In support of the warning, we were hearkened back to recent CME actions regarding silver contracts.The statement was made, "it took seven increases to break the back of silver."As I recall the silver market at the time, silver was making strong moves off of January lows below $27 an ounce.By April, over the Easter holiday, Asian buying had driven the silver price near $50 an ounce, setting off a barrage of increases by CME Group to deposit requirements.

The silver price reacted and was driven back down to the $34 range, albeit for a very brief period of time.This is what they refer to as breaking the back of silver.It was driven all the way back to just a 100% increase over 12 months.If you blinked, you missed a great buying opportunity as silver has rebounded strongly to trade above $40 an ounce within just weeks of the CME induced low.It hardly appears silver has a broken back.To me this shows remarkable resilience at a time when market forces are working against the metal.

As we were reminded that it took seven increases to break the back of silver, the question by another morning talking head was raised, how can you call gold a safe haven when it is so vulnerable to CME moves such as we saw last week?(I paraphrase)I could hardly believe my ears.Here we sit at record highs, again, just days after the first CME hike and you're trying to tell me gold is vulnerable.

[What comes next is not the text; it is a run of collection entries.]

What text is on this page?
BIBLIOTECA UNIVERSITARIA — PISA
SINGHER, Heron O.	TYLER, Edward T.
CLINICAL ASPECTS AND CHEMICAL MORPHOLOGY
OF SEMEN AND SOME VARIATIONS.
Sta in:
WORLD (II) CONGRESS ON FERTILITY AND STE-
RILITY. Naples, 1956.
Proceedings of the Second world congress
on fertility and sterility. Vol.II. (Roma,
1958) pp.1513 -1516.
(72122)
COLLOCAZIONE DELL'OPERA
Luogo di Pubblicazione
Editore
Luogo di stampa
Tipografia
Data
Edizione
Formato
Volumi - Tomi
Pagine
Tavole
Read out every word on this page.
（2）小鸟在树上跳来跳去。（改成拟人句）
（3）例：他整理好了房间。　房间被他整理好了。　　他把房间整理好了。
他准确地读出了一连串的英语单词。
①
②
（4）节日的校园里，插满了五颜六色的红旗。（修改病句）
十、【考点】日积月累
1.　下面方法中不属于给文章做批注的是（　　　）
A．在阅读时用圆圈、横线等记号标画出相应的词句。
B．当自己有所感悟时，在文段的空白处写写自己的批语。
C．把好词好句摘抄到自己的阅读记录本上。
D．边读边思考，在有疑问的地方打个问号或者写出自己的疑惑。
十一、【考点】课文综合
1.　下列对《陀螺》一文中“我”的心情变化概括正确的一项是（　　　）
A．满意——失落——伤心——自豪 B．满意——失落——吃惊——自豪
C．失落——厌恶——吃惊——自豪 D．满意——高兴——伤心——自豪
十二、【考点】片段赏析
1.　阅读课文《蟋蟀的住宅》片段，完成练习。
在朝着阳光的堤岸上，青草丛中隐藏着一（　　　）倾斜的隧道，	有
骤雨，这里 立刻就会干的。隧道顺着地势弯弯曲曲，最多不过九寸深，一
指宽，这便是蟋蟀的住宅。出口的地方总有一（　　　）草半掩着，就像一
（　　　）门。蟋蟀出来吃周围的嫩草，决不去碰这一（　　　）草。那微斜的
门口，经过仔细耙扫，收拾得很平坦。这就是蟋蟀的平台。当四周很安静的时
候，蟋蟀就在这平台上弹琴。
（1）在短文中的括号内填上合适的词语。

My perspective is, physical Gold just flat ignored the CME move which primarily affects paper gold prices.A more logical question to ask would have been, will gold ignore another CME move and once again move to record highs?I really doubt, when China buys physical gold by the hundreds of tonnes, that they are concerned about anything the CME may or may not do to influence the price of paper gold.

The CME did not break the back of Silver and Gold totally ignored it altogether.That, by itself, could be interpreted as a buy signal.That said, let me leave you with one question to ponder.Why are treasuries considered safe-haven when all you have to do to buy them is print more money?